Giacomo Raibolini (1484 – 3 January 1557), also called Giacomo Francia or Jacopo Francia, was an Italian painter and engraver of the Renaissance period.

Francia was born in Bologna as elder son of Francesco Raibolini (Francesco Francia), and like his father was also called il Francia. His father and brother Giulio Raibolini were also artists. Francia was trained by his father in painting and goldsmithing, and acted as his assistant. In 1517, the year of his father's death, he and his brother, Giulio, assumed responsibility for the family business and together executed many church altarpieces, identifiable by the initials (I I) of their Latinized names (Iacobus and Iulius). Late in life Giacomo came under the influence of Dosso Dossi. He died in Bologna in 1567.

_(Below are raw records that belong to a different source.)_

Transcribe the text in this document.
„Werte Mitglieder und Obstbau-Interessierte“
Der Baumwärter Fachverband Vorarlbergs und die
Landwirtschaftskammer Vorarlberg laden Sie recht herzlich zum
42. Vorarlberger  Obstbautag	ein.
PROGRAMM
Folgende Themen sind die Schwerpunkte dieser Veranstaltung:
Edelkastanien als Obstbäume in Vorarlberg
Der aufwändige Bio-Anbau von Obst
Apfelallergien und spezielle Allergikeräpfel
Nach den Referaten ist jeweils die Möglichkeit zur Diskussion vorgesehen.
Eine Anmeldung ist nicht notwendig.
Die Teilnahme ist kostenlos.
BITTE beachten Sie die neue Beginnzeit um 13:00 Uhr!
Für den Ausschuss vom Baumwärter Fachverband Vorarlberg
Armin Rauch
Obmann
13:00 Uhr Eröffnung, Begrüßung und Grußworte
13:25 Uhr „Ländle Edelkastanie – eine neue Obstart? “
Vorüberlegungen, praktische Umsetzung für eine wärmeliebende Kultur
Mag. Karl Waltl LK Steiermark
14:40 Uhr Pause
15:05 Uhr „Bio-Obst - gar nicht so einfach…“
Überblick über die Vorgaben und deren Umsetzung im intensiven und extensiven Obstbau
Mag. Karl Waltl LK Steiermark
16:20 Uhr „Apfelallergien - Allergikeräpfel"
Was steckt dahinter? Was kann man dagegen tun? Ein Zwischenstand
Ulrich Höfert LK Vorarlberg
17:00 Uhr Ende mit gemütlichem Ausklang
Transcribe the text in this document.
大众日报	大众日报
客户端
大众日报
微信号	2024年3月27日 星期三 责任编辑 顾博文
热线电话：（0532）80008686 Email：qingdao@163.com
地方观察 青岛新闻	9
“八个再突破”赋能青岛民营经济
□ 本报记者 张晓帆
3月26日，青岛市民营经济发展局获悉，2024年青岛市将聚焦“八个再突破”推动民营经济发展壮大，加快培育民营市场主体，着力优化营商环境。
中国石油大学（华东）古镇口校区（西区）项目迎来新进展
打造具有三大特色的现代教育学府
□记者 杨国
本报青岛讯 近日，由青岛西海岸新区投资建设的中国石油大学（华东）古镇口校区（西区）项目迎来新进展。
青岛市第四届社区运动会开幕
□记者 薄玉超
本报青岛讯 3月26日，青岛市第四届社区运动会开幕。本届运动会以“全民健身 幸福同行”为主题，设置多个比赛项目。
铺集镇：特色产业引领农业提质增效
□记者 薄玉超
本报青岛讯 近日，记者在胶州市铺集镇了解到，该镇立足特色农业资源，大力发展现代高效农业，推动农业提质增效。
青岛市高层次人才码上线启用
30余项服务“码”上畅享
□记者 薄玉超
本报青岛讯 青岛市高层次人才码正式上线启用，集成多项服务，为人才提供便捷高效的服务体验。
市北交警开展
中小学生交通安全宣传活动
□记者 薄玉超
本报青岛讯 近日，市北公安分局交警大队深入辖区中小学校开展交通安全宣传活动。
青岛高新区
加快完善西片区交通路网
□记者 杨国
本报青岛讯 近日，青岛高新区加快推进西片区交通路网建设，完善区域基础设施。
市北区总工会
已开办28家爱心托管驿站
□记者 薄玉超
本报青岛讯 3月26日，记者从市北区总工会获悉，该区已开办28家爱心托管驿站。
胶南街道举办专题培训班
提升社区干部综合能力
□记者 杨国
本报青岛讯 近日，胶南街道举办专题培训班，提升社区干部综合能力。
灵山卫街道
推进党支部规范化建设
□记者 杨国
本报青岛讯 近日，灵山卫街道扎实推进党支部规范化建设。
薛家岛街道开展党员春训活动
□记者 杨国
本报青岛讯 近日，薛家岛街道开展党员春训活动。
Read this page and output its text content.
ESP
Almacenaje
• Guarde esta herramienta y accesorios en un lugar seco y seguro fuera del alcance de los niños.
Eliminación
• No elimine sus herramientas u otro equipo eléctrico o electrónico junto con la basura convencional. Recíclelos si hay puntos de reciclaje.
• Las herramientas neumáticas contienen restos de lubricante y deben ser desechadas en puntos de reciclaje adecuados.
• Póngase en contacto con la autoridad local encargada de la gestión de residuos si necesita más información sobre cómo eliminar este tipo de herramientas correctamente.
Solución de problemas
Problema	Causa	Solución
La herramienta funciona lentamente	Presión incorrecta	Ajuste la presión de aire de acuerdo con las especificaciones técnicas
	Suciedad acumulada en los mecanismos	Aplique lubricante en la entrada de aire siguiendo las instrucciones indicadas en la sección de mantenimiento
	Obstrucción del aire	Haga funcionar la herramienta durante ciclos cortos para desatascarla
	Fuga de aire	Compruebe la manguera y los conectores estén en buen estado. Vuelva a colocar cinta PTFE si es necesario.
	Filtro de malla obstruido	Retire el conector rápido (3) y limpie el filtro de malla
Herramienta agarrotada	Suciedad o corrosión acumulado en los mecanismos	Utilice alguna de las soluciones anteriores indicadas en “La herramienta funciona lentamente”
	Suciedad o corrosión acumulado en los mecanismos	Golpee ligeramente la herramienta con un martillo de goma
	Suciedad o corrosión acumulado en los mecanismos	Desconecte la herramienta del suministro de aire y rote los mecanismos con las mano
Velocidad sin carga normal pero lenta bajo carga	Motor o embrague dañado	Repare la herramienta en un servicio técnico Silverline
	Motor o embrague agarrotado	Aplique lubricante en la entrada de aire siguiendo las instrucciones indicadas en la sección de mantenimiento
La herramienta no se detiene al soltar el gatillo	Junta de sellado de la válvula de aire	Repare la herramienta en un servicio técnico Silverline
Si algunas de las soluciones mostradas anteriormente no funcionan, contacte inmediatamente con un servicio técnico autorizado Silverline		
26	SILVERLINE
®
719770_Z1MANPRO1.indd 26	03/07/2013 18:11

Giacomo's earliest known work is the Virgin in Glory with Saints Peter, Mary Magdalene, Francis, Martha and Six Nuns (after 1515; Pinacoteca Nazionale, Bologna, ). In this painting, as in the Saints Jerome, Margaret and Francis (1518; Madrid, Prado) and the Nativity (1519; San Giovanni Evangelista, Parma), both dated and signed by both brothers, there appear, in addition to the influence of their father, echoes of the monumental style of Raphael.

Other paintings of Raibolini include:
- Works in Church of San Giovanni Evangelista, Parma.
- Baptism of Valerian and the Martyrdom of St Cecilia, frescoes, Oratorio di Santa Cecilia, Bologna
- Madonna seated with Saints Francis, Bernard, Sebastian, and Maurice (1526) in Bologna
- St Michael Archangel for the church of San Domenico, Bologna.